Medicamentos conhecidos como “canetas emagrecedoras”, usados no tratamento da obesidade e do diabetes, podem influenciar a forma como o organismo absorve remédios administrados por via oral, como anticoncepcionais, analgésicos e anticoagulantes. A interferência não está ligada à perda total da eficácia, mas a um atraso no início da ação dessas medicações.
Entre os fármacos mais utilizados estão a semaglutida (Ozempic e Wegovy), a liraglutida (Saxenda) e a tirzepatida (Mounjaro). Eles atuam reduzindo a velocidade de esvaziamento do estômago, prolongando a sensação de saciedade. Com isso, os comprimidos ingeridos permanecem mais tempo no trato digestivo, o que pode retardar sua absorção.
O tema ganhou destaque após relatos nas redes sociais de gravidez não planejada durante o uso combinado de tirzepatida e anticoncepcional oral. Especialistas explicam que, em medicamentos que exigem efeito rápido, esse atraso pode criar um intervalo temporário sem a proteção esperada. Já em remédios de uso contínuo, como os destinados à pressão arterial ou antidepressivos, o impacto tende a ser menor.

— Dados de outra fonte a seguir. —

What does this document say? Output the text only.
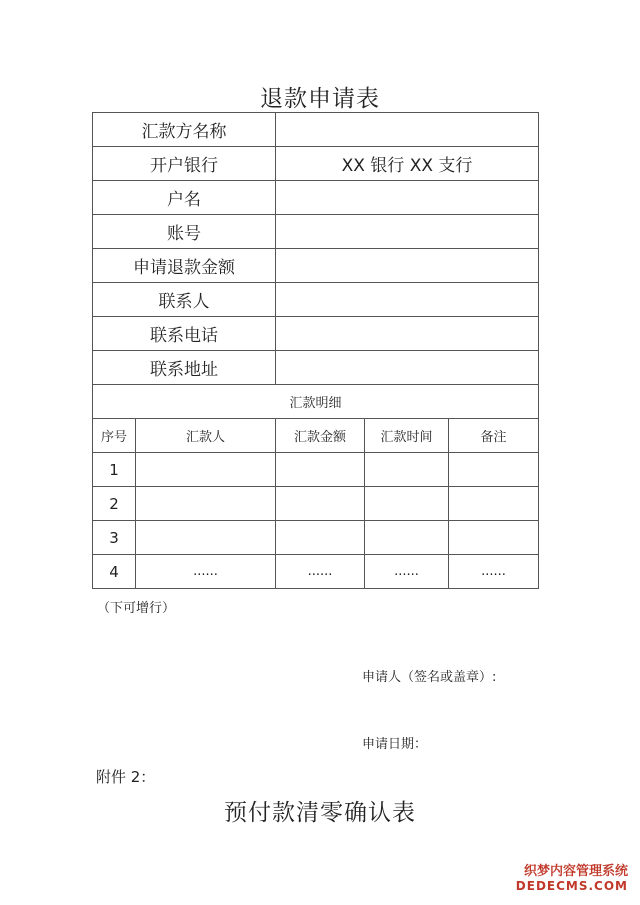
退款申请表
汇款方名称				
开户银行		XX 银行 XX 支行		
户名				
账号				
申请退款金额				
联系人				
联系电话				
联系地址				
汇款明细				
序号	汇款人	汇款金额	汇款时间	备注
1				
2				
3				
4	......	......	......	......
（下可增行）
申请人（签名或盖章）:
申请日期：
附件 2：
预付款清零确认表
织梦内容管理系统
DEDECMS.COM
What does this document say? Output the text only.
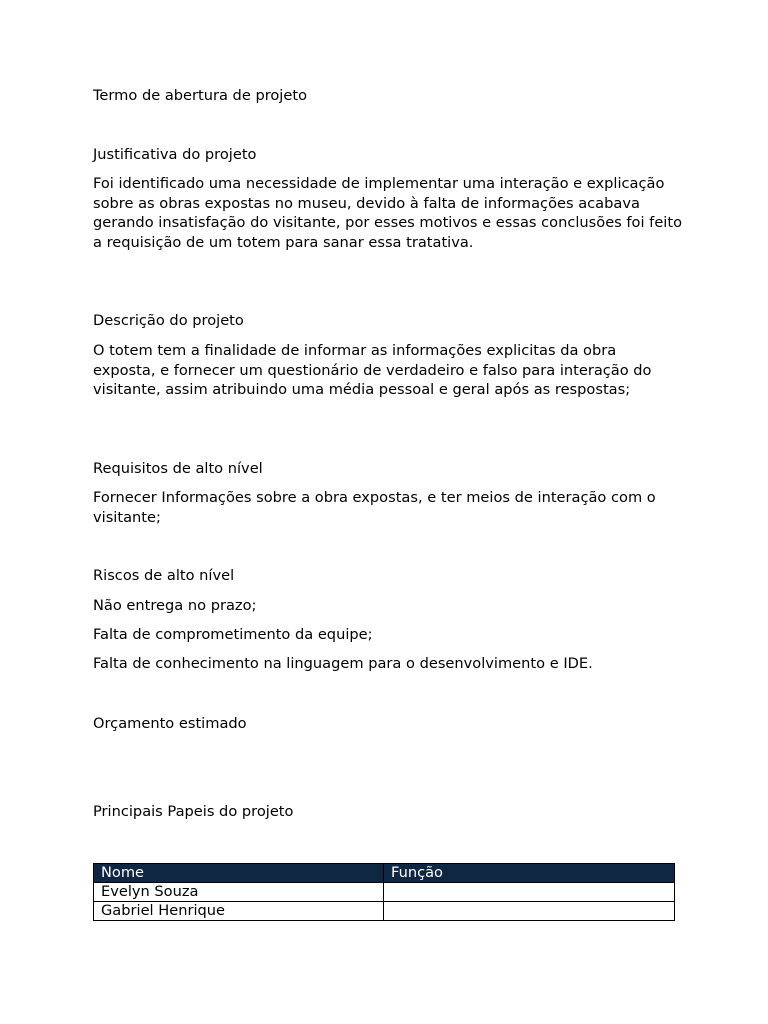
Termo de abertura de projeto

Justificativa do projeto

Foi identificado uma necessidade de implementar uma interação e explicação sobre as obras expostas no museu, devido à falta de informações acabava gerando insatisfação do visitante, por esses motivos e essas conclusões foi feito a requisição de um totem para sanar essa tratativa.

Descrição do projeto

O totem tem a finalidade de informar as informações explicitas da obra exposta, e fornecer um questionário de verdadeiro e falso para interação do visitante, assim atribuindo uma média pessoal e geral após as respostas;

Requisitos de alto nível

Fornecer Informações sobre a obra expostas, e ter meios de interação com o visitante;

Riscos de alto nível

Não entrega no prazo;

Falta de comprometimento da equipe;

Falta de conhecimento na linguagem para o desenvolvimento e IDE.

Orçamento estimado

Principais Papeis do projeto

Nome	Função
Evelyn Souza	
Gabriel Henrique	
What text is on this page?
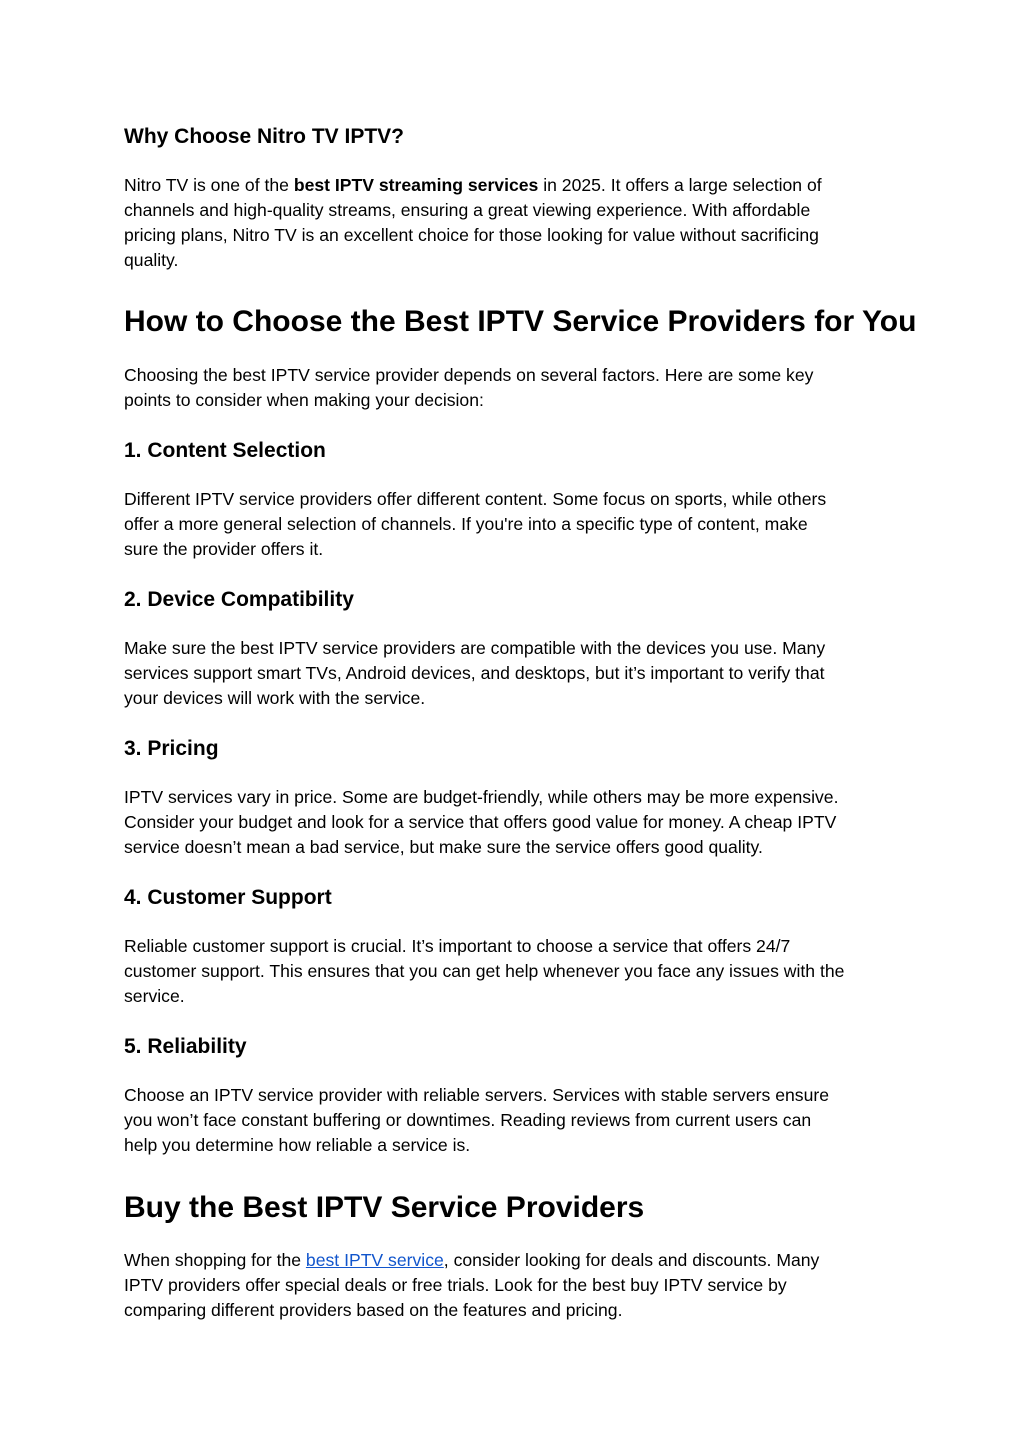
Why Choose Nitro TV IPTV?

Nitro TV is one of the best IPTV streaming services in 2025. It offers a large selection of
channels and high-quality streams, ensuring a great viewing experience. With affordable
pricing plans, Nitro TV is an excellent choice for those looking for value without sacrificing
quality.

How to Choose the Best IPTV Service Providers for You

Choosing the best IPTV service provider depends on several factors. Here are some key
points to consider when making your decision:

1. Content Selection

Different IPTV service providers offer different content. Some focus on sports, while others
offer a more general selection of channels. If you're into a specific type of content, make
sure the provider offers it.

2. Device Compatibility

Make sure the best IPTV service providers are compatible with the devices you use. Many
services support smart TVs, Android devices, and desktops, but it’s important to verify that
your devices will work with the service.

3. Pricing

IPTV services vary in price. Some are budget-friendly, while others may be more expensive.
Consider your budget and look for a service that offers good value for money. A cheap IPTV
service doesn’t mean a bad service, but make sure the service offers good quality.

4. Customer Support

Reliable customer support is crucial. It’s important to choose a service that offers 24/7
customer support. This ensures that you can get help whenever you face any issues with the
service.

5. Reliability

Choose an IPTV service provider with reliable servers. Services with stable servers ensure
you won’t face constant buffering or downtimes. Reading reviews from current users can
help you determine how reliable a service is.

Buy the Best IPTV Service Providers

When shopping for the best IPTV service, consider looking for deals and discounts. Many
IPTV providers offer special deals or free trials. Look for the best buy IPTV service by
comparing different providers based on the features and pricing.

Estudos apontam que a maior evidência dessa interferência está associada à tirzepatida. Pesquisas indicaram redução do pico de concentração e atraso no início da ação de medicamentos-modelo, como o paracetamol. No caso da semaglutida e da liraglutida, até o momento, não há comprovação clínica consistente de efeito relevante sobre anticoncepcionais orais.
Por precaução, entidades médicas recomendam que mulheres em uso de tirzepatida considerem métodos contraceptivos que não dependam da absorção intestinal, como DIU, implantes, adesivos, injeções ou métodos de barreira. Outro ponto de atenção são efeitos adversos, como vômitos e diarreia, comuns no início do tratamento, que também podem comprometer a eficácia de pílulas anticoncepcionais.
Além disso, a perda de peso associada a esses medicamentos pode aumentar a fertilidade, especialmente em mulheres com obesidade ou síndrome dos ovários policísticos, elevando o risco de uma gestação não planejada. Por isso, especialistas reforçam a importância do acompanhamento médico e do planejamento reprodutivo durante o uso dessas medicações.
Fontes: Sociedade Brasileira de Endocrinologia e Metabologia (SBEM) / Federação Brasileira das Associações de Ginecologia e Obstetrícia (Febrasgo) / Universidade de São Paulo (USP)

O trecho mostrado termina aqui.